BookTok: The newest viral sensation, giving books a resurrection

BookTok

When people hear the word “TikTok”, the first images that pop into their head are incredibly catchy and danceable songs, funny videos, memes and The Rock rapping. However, one unexpected side effect of TikTok has been its influence on the book industry. “BookTok” is a community of TikTokers who review and talk about books, mainly young adult. According to NPD BookScan, which captures approximately 85% of all print sales in the US, unit sales of print books rose 8.9% in 2021 over 2020. The total amount of units sold in the US were 825.7 million in 2021, up from 757.9 million in 2020. The young adult fiction segment had the largest increase, with unit sales jumping 30.7% thanks to the social media platform.

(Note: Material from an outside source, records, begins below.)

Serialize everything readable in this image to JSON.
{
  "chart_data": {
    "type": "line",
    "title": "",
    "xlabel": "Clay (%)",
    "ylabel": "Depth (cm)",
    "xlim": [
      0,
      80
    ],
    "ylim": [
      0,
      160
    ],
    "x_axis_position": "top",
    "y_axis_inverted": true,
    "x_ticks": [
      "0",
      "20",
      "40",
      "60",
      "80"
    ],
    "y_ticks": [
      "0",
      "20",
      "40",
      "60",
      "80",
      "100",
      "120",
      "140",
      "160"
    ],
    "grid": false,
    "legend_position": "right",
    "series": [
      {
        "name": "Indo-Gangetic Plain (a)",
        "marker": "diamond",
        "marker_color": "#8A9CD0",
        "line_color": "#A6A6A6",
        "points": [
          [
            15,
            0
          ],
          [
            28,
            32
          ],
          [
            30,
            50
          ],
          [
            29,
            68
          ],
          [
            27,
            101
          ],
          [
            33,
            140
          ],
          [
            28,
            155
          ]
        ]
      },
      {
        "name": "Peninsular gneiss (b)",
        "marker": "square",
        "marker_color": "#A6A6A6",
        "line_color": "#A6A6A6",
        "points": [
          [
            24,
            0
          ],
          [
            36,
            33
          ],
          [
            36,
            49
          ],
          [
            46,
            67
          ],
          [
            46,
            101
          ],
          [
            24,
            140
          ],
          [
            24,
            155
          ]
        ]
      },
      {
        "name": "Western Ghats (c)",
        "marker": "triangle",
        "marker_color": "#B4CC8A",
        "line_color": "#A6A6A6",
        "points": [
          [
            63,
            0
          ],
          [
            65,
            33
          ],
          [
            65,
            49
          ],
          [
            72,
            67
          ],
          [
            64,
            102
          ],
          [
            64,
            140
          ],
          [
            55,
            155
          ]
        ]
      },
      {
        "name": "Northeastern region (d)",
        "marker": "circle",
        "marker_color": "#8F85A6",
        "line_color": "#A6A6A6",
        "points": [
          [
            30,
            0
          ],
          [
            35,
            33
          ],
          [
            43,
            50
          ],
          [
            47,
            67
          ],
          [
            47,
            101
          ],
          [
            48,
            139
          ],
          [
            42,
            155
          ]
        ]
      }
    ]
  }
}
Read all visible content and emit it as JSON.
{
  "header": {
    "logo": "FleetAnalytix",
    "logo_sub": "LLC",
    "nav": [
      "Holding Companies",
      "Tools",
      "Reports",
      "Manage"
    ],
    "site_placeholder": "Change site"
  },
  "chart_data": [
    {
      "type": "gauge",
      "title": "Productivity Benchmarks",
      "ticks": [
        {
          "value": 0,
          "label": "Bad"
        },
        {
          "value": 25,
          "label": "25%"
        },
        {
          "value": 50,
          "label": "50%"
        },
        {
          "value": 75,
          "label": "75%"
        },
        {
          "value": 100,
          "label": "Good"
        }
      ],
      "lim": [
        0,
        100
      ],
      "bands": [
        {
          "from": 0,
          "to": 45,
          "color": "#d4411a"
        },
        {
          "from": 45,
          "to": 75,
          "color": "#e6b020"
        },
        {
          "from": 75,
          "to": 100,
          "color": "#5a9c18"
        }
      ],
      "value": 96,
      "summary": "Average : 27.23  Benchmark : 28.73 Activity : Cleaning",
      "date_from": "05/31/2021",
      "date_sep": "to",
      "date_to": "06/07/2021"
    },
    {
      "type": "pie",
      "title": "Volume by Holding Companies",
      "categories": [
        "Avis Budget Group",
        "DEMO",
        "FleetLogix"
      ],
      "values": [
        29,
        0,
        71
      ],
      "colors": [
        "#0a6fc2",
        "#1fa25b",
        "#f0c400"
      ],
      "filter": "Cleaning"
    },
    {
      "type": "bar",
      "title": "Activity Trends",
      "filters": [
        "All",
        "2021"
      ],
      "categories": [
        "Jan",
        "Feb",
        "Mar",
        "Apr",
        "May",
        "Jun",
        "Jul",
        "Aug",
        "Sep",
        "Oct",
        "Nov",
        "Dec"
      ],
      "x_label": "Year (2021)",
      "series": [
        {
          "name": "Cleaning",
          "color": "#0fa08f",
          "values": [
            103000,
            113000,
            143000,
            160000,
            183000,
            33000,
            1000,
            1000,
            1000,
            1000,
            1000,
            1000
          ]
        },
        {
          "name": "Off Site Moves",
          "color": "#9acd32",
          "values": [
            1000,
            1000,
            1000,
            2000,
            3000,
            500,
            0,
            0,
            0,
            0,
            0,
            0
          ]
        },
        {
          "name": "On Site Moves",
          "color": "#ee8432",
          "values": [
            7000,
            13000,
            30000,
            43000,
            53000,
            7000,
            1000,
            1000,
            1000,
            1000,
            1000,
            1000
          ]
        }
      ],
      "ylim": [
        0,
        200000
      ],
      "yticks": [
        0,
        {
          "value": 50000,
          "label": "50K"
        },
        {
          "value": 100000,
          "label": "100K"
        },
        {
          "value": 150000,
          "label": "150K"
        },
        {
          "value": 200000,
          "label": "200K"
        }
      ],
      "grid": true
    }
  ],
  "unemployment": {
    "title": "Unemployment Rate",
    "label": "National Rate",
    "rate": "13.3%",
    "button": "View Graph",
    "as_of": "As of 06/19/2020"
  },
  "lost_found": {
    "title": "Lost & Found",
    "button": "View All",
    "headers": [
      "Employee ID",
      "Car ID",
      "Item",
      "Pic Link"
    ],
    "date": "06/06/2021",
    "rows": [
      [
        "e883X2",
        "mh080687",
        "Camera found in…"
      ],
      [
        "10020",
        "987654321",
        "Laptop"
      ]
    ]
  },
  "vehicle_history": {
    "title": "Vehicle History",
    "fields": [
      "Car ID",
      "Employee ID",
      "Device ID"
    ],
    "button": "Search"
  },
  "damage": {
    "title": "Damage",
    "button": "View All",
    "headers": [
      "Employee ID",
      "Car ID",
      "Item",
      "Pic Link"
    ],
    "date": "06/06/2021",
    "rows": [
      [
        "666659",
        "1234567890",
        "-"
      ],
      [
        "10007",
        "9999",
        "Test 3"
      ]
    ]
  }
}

BookTok’s real power however, is reviving old books and making backlist books into worldwide bestsellers. In August 2016, Colleen Hoover’s “It Ends with Us” was published and it sold relatively well. The publicity was good and the book hit bestseller lists in its first week on sale, but sales flat lined after that initial first month. Then something changed. BookTok got ahold of the book and all of a sudden, sales rose dramatically even reaching a peak of 29,000 sales in a week, compare to the 21,000 sales in the book’s first month. Another book to have received the power of BookTok is “Cain’s Jawbone”, a 1934 mystery thriller book where the pages are printed in random order, and you need to solve the crime. With every new print, it sells out instantly and has become every BookTokers favorite mystery book.

As of the day I’m writing this, #BookTok has 34 billion views on TikTok and it’s only going to continue to rise. Most people would assume that a social media platform like TikTok would make kids spend more time on their phones, however it has had a weird kind of opposite effect on today’s youth, with BookTok encouraging kids to read more and spend less time on their phones. I’ve seen this in my own personal life, when before discovering BookTok, I would maybe have read a book or two in a year, a significant downgrade from my childhood, and after discovering BookTok, I’ve read ten books in the span of three months.